The Dade massacre, as it came to be called, precipitated the Second Seminole War which eventually forced the Seminoles southward out of central Florida and into the swampy Everglades. The United States eventually committed over 30,000 troops to the struggle and suffered nearly 1500 battle deaths. With the expenditure of millions of dollars, the Second Seminole War was the longest and costliest of all the Indian wars fought throughout the 19th century. Osceola was captured in 1837 and imprisoned at Fort Moultrie, in Charleston, South Carolina, where he died the following year. His Seminole warriors continued to fight until 1842 by which time they were all but eradicated. Most of those who did survive were moved west to Oklahoma while a few small bands remained on reservations scattered across the Everglades. The peace treaty ending the Second Seminole War was not formally signed until 1934.

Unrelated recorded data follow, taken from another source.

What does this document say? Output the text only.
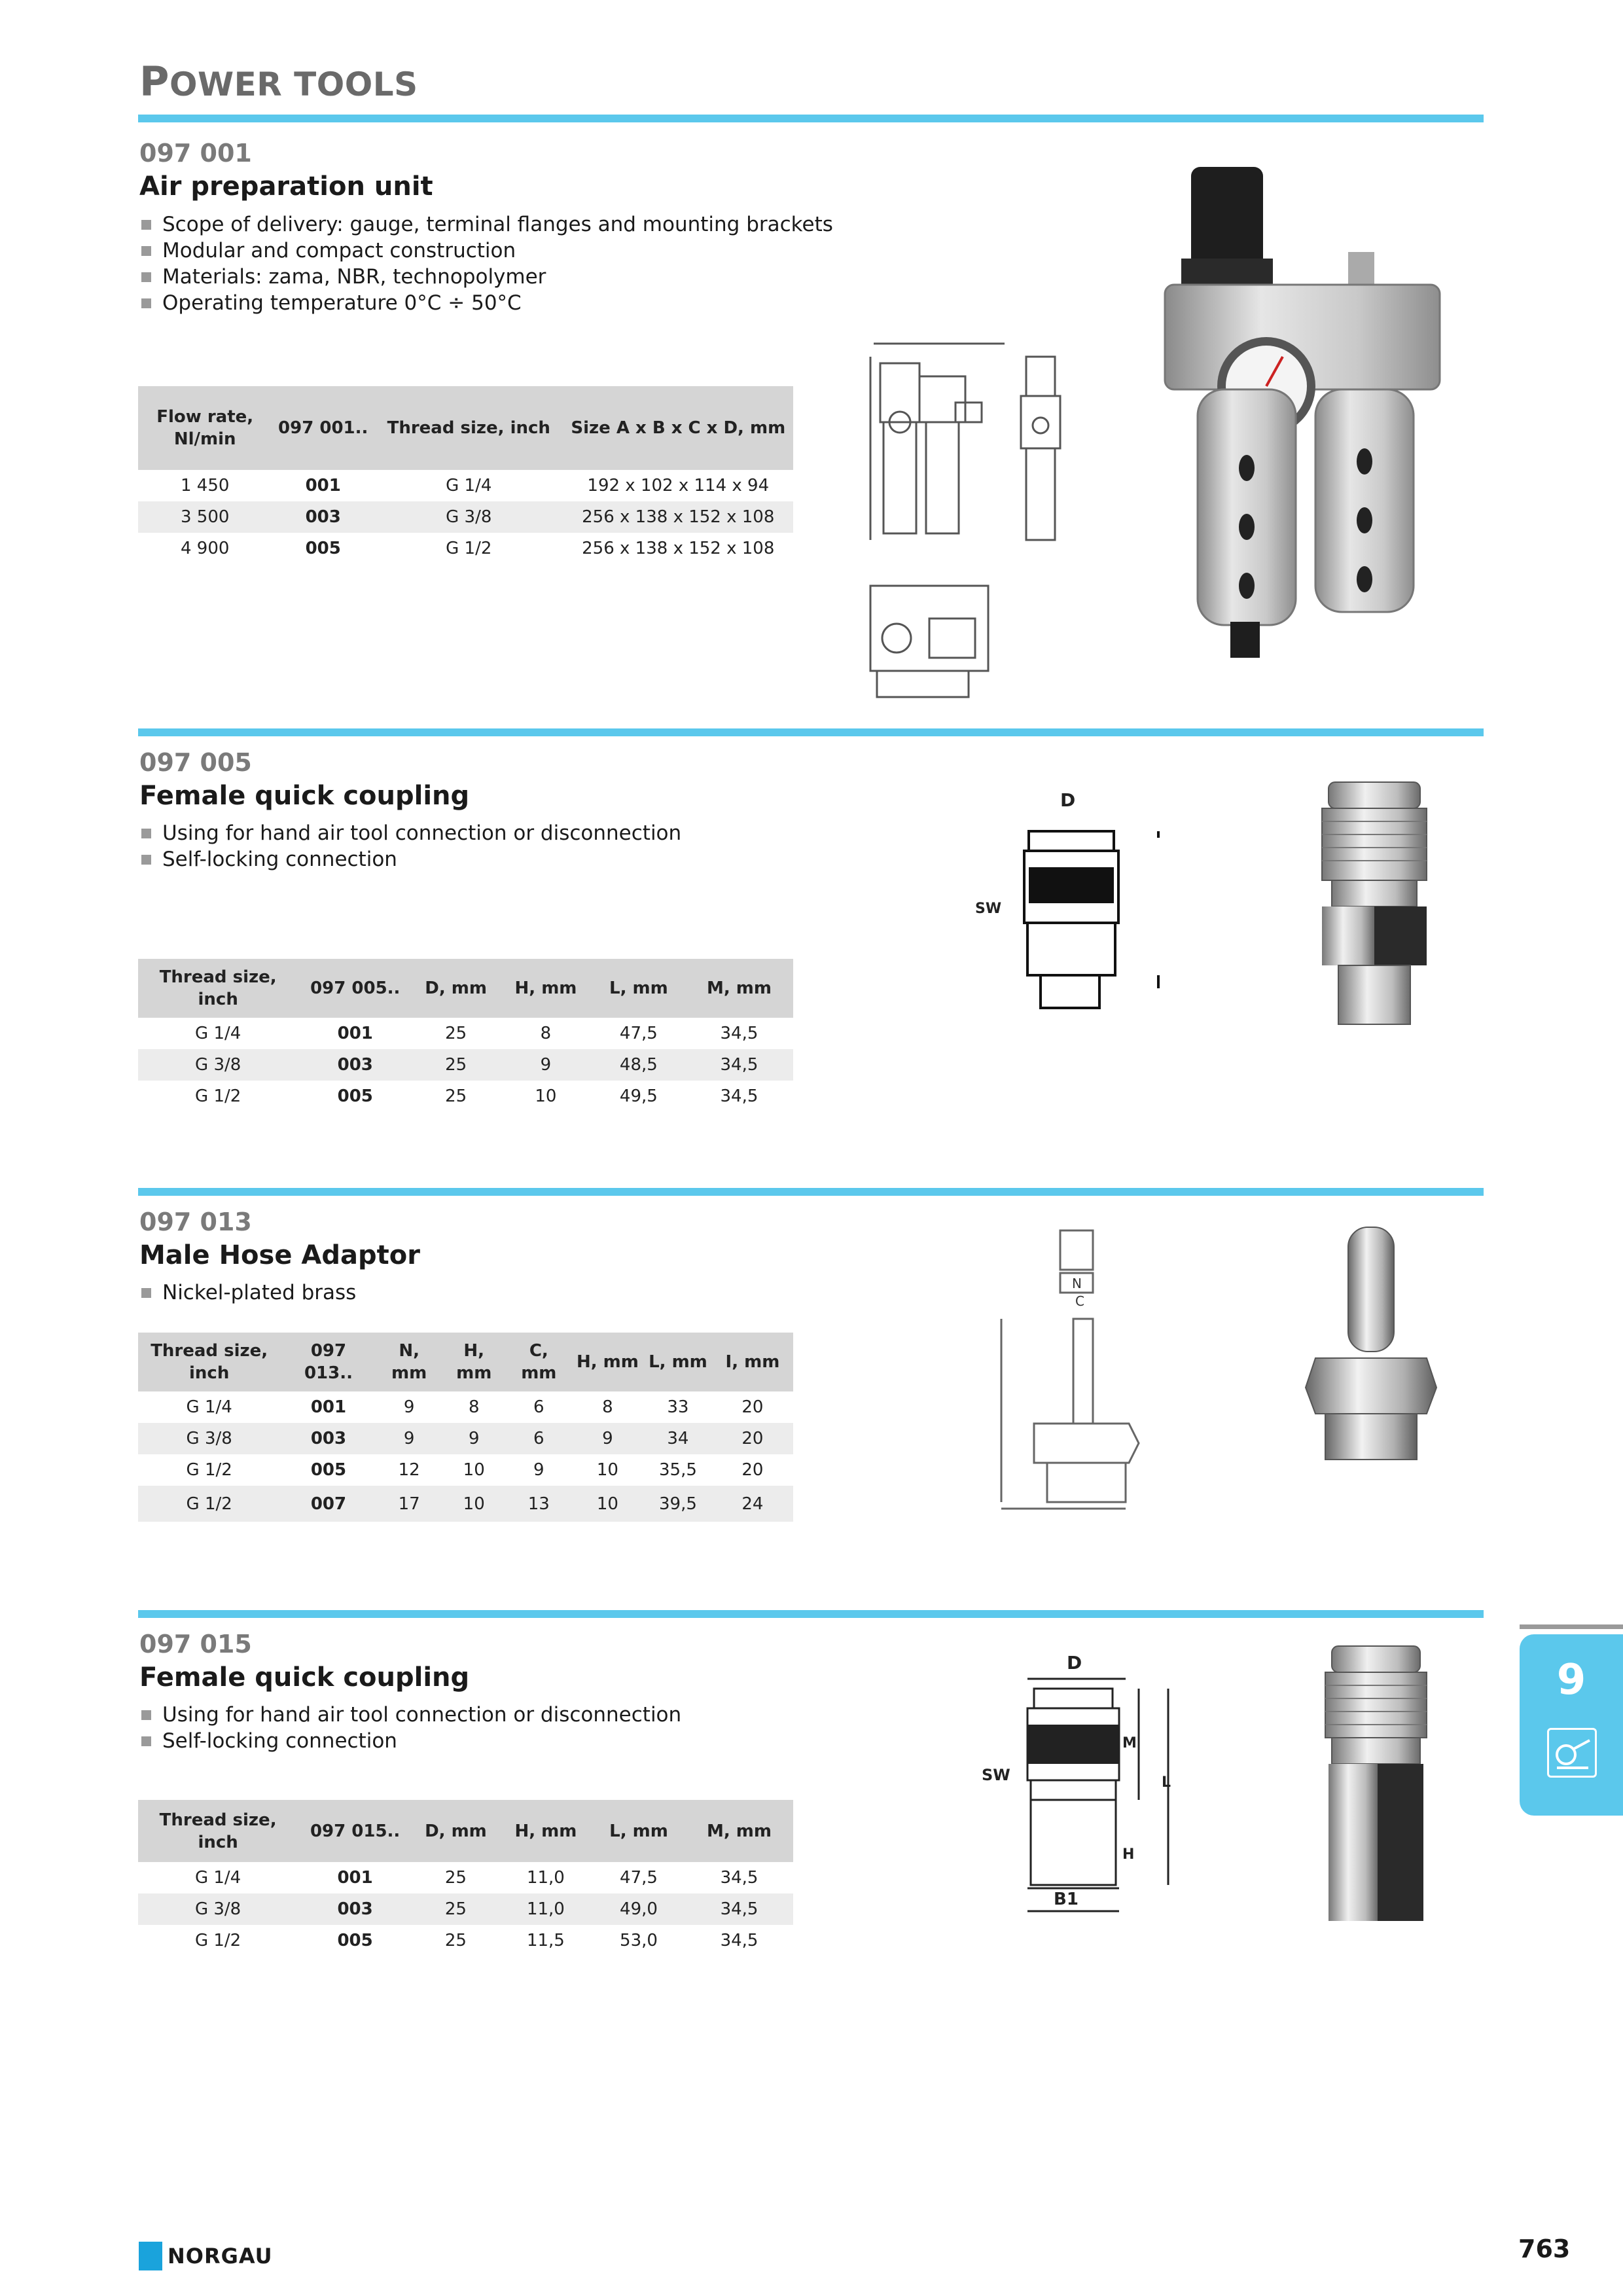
POWER TOOLS
097 001
Air preparation unit
Scope of delivery: gauge, terminal flanges and mounting brackets
Modular and compact construction
Materials: zama, NBR, technopolymer
Operating temperature 0°C ÷ 50°C
Flow rate, Nl/min	097 001..	Thread size, inch	Size A x B x C x D, mm
1 450	001	G 1/4	192 x 102 x 114 x 94
3 500	003	G 3/8	256 x 138 x 152 x 108
4 900	005	G 1/2	256 x 138 x 152 x 108
097 005
Female quick coupling
Using for hand air tool connection or disconnection
Self-locking connection
Thread size, inch	097 005..	D, mm	H, mm	L, mm	M, mm
G 1/4	001	25	8	47,5	34,5
G 3/8	003	25	9	48,5	34,5
G 1/2	005	25	10	49,5	34,5
D
SW
097 013
Male Hose Adaptor
Nickel-plated brass
Thread size, inch	097 013..	N, mm	H, mm	C, mm	H, mm	L, mm	I, mm
G 1/4	001	9	8	6	8	33	20
G 3/8	003	9	9	6	9	34	20
G 1/2	005	12	10	9	10	35,5	20
G 1/2	007	17	10	13	10	39,5	24
N
C
097 015
Female quick coupling
Using for hand air tool connection or disconnection
Self-locking connection
Thread size, inch	097 015..	D, mm	H, mm	L, mm	M, mm
G 1/4	001	25	11,0	47,5	34,5
G 3/8	003	25	11,0	49,0	34,5
G 1/2	005	25	11,5	53,0	34,5
D
SW
M
L
H
B1
9
NORGAU	763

This war did not, however, bring a final and lasting peace to Florida. The few remaining Seminole in Florida retaliated again when the American authorities continued to press for their final removal from Florida. Their hit and run raiding parties against settler communities resulted in a third and final war between 1855 and 1858 which left only a hand full of Seminole in Florida.
I was thinking about this mostly forgotten chapter of American and Floridian history as I wandered through the scrub land near Bushnell where Major Dade and his band of soldiers met a quick and unmerciful end. This is still cattle country, and herds of cracker cattle and Black Angus wander the Florida prairie here in central Florida. It is quiet and peaceful now and it is difficult to imagine what happened here on a quiet December morning in 1835. Or is it?
Thank you for the history you brought up here. I lived in Florida (Dade county incidentally) since 1980. Finding this facts is eye opening and makes it easy plan my family's next vacation trips.
ReplyDeleteOn previous trips between Tampa-Orlando-lake Okeechobee one would never fatom this dormant, sun drenched places were once theater of one of the most fierce battles in our land.
There is a section of the preserved Fort King Military Road inside Fort Cooper State Park with a drive for road route markers and a hiking trail along the "actual Route".